People ask, “Well, why can't we do that again to solve certain problems? Was the Manhattan Project a unique example of this American can-do spirit, or can it be recreated?” I have come to the conclusion that I think it's really unique. The circumstances were such during the war that it just can't be replicated again today. It was done in great secrecy in the midst of a war, which was one that really was for civilization itself. If fascism were to win, it would have been the end of our society as we have known it. So the stakes were incredibly high.

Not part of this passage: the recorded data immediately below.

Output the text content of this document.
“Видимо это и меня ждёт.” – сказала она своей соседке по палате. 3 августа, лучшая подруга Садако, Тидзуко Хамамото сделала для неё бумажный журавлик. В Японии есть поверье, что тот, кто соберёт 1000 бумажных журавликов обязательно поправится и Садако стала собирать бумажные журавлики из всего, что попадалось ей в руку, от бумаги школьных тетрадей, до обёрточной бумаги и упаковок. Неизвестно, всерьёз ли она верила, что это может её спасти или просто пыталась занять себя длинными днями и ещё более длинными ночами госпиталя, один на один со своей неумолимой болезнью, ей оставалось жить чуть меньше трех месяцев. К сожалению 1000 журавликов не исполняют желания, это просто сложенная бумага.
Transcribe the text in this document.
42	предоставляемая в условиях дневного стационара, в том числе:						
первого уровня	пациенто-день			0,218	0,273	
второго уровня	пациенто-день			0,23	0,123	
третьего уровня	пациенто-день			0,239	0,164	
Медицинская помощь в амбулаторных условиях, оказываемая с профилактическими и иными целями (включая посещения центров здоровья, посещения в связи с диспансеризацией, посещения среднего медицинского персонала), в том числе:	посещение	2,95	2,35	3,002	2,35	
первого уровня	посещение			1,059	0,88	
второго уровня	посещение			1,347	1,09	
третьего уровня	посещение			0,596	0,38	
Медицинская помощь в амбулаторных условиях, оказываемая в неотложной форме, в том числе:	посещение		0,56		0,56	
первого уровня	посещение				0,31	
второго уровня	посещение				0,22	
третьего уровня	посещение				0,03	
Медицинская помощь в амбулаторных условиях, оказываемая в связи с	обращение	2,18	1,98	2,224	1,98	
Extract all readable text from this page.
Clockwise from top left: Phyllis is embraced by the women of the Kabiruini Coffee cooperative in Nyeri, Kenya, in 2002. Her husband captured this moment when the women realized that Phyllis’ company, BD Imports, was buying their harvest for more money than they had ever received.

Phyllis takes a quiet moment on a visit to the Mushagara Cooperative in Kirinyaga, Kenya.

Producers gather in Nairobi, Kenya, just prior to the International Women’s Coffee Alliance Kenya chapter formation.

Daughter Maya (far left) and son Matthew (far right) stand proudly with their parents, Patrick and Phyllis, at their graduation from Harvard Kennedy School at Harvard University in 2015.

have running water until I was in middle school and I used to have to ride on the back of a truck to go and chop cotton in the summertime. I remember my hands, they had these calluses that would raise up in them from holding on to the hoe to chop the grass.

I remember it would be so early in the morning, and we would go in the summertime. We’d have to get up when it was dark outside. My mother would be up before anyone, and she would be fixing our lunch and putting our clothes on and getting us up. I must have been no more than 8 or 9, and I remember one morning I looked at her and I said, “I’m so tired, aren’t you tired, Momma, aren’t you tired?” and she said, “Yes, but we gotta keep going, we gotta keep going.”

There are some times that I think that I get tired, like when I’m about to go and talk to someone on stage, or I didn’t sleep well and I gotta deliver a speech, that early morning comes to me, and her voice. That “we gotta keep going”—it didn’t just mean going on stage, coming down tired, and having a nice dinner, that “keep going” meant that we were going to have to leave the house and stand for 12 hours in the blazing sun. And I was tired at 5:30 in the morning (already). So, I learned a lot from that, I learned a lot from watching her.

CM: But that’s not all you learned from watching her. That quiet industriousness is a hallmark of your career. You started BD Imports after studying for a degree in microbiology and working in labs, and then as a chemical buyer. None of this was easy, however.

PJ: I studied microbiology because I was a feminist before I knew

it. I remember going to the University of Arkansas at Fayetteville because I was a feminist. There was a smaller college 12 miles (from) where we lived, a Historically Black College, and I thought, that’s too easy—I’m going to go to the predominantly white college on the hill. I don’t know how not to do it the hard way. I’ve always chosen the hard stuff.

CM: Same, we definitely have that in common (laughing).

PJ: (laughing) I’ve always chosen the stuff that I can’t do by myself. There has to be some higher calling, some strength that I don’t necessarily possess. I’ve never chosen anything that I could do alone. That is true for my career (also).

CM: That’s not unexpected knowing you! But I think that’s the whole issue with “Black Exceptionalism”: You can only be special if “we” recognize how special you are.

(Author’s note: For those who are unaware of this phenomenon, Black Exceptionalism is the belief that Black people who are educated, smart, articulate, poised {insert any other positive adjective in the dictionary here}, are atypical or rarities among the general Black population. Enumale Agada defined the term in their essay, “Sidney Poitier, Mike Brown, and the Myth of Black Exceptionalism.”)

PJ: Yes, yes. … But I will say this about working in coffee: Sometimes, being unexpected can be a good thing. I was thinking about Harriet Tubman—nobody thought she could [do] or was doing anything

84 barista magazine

People’s commitment to winning the war was at the highest level. Most of the people that worked on the Manhattan Project had no idea what they were working on. They were told that it was for the war effort, and that satisfied them. Thus they didn't question what it was that they were doing, but they knew that if they did it, the war would be over more quickly. These would be hard things to replicate in our modern, open society. Congress was not involved in any way, shape or form, other than appropriating the money for it, but only a few Congressmen knew what this project was. They had been told by Secretary Stimson and General Marshall that it was for the war effort and they shouldn't inquire, and that was enough.
So I think the Manhattan Project is rather unique in the American experience here and it would be very difficult to recreate it, as much as we might like to be able to do these things again. Now, we can take parts of it and perhaps do it on a scale that is similar. But this grand effort—which was a two billion dollar plus effort at the time—if you transpose two billion dollars into today's dollars, it's probably about forty billion dollars, about twenty times as big today. Can we imagine a forty billion dollar effort concentrated today on doing something and getting it done as quickly as it was then? It is hard to think of what that might be.
In the end, I think the Manhattan Project will have to stand as a testament to very creative people, under great pressure, accomplishing a goal in an amazingly short period of time and helping to end a terrible war.